SFT Drives Gemini’s Safety Properties
Summary
Google DeepMind's Language Model Interpretability team found that most safety-relevant properties in Gemini models, specifically Gemini 3.1 Pro and Gemini 3 Flash, stem primarily from the combination of pretraining and Supervised Fine-Tuning (SFT), rather than other training stages like Reinforcement Learning (RL). This unexpected finding emerged from an experiment where SFT was applied to pre-training-only versions of Gemini 3.1 Pro and Gemini 3 Flash. These SFT-only models were then compared against their production counterparts across various safety benchmarks, including ODCV, modified Petri v2 alignment evaluations, general safety evaluations for over-refusal and unsafe responses, a reward hacking environment, and analysis of 50,000 anonymized free tier user logs. The results showed "remarkably similar" performance between SFT-only and production models across all evaluations, indicating SFT as a high-leverage point for safety interventions in Gemini.
Key takeaway
For Machine Learning Engineers focused on large language model safety, this research suggests you should prioritize Supervised Fine-Tuning (SFT) as a primary intervention point for models like Gemini. If you are designing safety mechanisms, understand that SFT, combined with pretraining, appears to drive most safety properties, potentially reducing the relative impact of later stages like Reinforcement Learning. Focus your efforts on refining SFT data and processes to achieve desired safety outcomes efficiently.
Key insights
Gemini's safety primarily derives from pretraining and SFT, not RL, making SFT a key intervention point.
Principles
- SFT significantly shapes model safety.
- Training stages have distinct safety impacts.

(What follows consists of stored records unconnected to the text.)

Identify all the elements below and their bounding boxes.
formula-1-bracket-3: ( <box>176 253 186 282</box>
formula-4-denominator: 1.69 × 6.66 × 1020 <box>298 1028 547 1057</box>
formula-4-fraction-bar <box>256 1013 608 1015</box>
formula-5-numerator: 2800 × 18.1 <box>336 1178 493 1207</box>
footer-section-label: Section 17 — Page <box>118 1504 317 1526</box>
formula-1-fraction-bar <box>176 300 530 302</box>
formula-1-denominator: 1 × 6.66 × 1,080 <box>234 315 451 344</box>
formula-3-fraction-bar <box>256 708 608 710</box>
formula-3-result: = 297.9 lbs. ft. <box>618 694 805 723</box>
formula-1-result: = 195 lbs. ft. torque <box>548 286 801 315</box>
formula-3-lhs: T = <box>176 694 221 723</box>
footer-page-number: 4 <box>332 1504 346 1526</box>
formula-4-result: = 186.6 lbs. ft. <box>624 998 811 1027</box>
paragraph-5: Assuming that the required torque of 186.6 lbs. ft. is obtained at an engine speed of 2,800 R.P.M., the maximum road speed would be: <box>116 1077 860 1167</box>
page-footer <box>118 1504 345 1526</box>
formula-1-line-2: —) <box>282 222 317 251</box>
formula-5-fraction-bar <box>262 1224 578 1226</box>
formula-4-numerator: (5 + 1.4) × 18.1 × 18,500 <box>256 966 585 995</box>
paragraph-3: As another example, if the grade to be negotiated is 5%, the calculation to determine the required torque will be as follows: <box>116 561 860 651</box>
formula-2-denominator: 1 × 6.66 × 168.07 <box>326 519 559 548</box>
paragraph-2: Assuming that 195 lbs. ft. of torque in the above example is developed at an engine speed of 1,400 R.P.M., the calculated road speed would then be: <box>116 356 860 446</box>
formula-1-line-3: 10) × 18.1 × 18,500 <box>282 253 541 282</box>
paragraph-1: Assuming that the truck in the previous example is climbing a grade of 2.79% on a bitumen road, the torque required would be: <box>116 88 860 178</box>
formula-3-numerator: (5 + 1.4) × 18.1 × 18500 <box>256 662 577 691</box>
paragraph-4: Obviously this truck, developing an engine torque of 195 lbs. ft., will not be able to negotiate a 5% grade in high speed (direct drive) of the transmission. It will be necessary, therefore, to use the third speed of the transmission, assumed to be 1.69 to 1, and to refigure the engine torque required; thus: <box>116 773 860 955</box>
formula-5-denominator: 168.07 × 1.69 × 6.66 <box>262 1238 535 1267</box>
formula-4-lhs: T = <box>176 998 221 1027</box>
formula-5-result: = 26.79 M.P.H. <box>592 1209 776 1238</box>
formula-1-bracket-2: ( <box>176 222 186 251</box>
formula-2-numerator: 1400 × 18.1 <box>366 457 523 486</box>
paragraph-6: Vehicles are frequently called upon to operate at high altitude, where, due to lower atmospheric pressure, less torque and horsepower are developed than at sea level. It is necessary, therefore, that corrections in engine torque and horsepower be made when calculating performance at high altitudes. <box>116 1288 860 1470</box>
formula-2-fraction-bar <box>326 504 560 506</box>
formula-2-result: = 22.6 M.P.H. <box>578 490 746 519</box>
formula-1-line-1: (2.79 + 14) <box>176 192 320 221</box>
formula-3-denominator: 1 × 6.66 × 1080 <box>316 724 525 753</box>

- Benchmark similarity indicates training stage efficacy.
Method
The team performed SFT on pre-training-only Gemini 3.1 Pro and Gemini 3 Flash, then compared these models to production versions using ODCV, alignment, safety, reward hacking, and user log benchmarks.
In practice
- Focus safety interventions on SFT.
- Evaluate SFT impact using diverse benchmarks.
- Analyze user logs for real-world safety.
Topics
- Gemini
- Supervised Fine-Tuning
- Large Language Model Safety
- Model Interpretability
- Reinforcement Learning
- LLM Benchmarking
Best for: Research Scientist, NLP Engineer, AI Scientist, AI Ethicist, Machine Learning Engineer
Related on AIssential
Editorial summary, takeaway, and curation by AIssential. Original article published by AI Alignment Forum.